Avec 1% seulement de matériaux réutilisés, le dernier enjeu à travailler est le réemploi. « On part de très bas » assume Rami Jabbour de chez Valobat. Poussé par l’objectif des pouvoirs publics de hausser ce chiffre à 4% d’ici 2027, l’éco-organisme travaille à créer un marché solide. « On veut que les maîtres d’ouvrage demandent des matériaux issus du réemploi, explique Rami Jabbour. Et pour cela, il faut structurer une offre : il faut des produits avec les bonnes assurances et les bonnes performances. » Une piste de plus pour installer durablement la REP dans le secteur du bâtiment.
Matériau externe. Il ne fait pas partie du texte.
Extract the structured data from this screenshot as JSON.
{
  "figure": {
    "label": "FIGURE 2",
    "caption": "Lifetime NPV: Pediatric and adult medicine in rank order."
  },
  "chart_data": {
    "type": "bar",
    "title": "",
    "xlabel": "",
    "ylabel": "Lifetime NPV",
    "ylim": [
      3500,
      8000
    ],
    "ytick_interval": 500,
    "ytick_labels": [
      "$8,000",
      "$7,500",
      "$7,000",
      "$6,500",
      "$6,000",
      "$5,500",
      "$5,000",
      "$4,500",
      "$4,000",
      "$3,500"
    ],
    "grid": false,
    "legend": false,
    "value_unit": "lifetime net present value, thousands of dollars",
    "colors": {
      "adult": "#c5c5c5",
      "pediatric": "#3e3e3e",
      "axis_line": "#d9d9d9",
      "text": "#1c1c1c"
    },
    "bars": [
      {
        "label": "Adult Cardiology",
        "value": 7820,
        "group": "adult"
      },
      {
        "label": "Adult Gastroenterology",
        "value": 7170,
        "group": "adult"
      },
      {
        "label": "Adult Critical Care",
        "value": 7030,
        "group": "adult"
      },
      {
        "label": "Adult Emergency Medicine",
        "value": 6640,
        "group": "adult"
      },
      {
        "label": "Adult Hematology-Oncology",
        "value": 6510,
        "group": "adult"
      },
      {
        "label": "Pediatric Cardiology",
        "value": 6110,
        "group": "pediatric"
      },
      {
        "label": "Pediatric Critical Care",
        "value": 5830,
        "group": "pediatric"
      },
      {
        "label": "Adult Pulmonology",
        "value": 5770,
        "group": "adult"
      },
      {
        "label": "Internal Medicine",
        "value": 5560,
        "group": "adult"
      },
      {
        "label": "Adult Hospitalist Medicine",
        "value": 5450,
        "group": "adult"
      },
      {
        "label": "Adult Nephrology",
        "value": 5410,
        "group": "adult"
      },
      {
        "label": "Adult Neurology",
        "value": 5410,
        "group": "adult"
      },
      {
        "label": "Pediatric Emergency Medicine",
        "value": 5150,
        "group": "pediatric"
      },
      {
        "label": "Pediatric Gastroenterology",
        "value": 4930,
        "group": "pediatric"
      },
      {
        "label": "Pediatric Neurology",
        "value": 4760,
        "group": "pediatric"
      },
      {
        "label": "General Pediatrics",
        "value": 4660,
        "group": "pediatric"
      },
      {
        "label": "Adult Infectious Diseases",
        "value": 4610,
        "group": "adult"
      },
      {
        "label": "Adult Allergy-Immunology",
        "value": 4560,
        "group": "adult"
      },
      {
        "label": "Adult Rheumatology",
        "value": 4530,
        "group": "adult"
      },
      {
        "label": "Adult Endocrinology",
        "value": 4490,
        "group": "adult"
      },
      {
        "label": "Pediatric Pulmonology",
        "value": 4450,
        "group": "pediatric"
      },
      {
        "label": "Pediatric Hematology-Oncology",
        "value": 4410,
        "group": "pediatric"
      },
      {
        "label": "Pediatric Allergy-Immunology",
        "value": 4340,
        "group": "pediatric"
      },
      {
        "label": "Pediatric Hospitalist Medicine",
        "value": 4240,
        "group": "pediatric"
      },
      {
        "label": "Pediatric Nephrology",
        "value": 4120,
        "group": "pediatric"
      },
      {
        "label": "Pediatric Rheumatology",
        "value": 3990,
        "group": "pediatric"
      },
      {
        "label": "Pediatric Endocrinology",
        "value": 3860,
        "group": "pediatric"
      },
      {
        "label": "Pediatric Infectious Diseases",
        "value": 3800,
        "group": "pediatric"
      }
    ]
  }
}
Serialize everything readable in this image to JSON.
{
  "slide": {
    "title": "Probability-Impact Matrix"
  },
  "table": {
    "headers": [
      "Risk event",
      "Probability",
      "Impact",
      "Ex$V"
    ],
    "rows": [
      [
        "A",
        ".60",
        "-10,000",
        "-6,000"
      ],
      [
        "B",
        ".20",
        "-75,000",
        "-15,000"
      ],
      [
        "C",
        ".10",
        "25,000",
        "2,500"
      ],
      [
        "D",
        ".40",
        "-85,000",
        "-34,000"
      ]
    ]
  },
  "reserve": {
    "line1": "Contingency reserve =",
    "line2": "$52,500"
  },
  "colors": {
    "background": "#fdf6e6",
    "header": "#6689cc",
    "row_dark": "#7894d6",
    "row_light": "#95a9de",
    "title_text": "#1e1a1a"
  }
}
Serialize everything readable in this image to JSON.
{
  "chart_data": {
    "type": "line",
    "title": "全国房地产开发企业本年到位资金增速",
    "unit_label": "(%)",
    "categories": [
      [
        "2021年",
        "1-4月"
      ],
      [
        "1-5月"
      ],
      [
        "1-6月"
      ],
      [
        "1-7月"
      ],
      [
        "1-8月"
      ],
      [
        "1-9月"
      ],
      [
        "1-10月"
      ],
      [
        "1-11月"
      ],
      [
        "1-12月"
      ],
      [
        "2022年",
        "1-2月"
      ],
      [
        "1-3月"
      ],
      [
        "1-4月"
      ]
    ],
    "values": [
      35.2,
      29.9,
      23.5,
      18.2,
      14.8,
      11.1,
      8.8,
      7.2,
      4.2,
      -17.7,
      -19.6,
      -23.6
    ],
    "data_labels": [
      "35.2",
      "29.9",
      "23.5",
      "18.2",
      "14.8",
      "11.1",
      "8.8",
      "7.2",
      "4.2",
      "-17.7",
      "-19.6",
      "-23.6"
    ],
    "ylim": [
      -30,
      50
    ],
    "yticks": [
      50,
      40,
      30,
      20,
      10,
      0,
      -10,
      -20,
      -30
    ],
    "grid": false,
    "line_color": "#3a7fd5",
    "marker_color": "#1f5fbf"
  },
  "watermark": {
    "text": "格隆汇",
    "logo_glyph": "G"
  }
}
Le point de vue de l’assureur
« Comment on assure un matériel qui a déjà vécu ? » En clôture du parcours Recyclez!, le courtier en assurance Arnaud Favorel, référent « éco- construction » chez Verspieren, a évoqué les défis intrinsèques à l’assurance de ces nouveaux produits, autant dans le recyclage que dans le réemploi. Selon lui, on reste au stade de l’expérimentation aujourd’hui, « c’est une logique de cas par cas : on étudie le chantier, l’activité, etc. » Malgré tout, ces sujets avancent, avec une liste de 29 matériaux sortie par le CSTB facilement assurable. Verspieren travaille sur la question, mais le chemin reste encore long : « Aujourd’hui, la majorité des matériaux de réemploi assurés proviennent du second œuvre et sont inertes. »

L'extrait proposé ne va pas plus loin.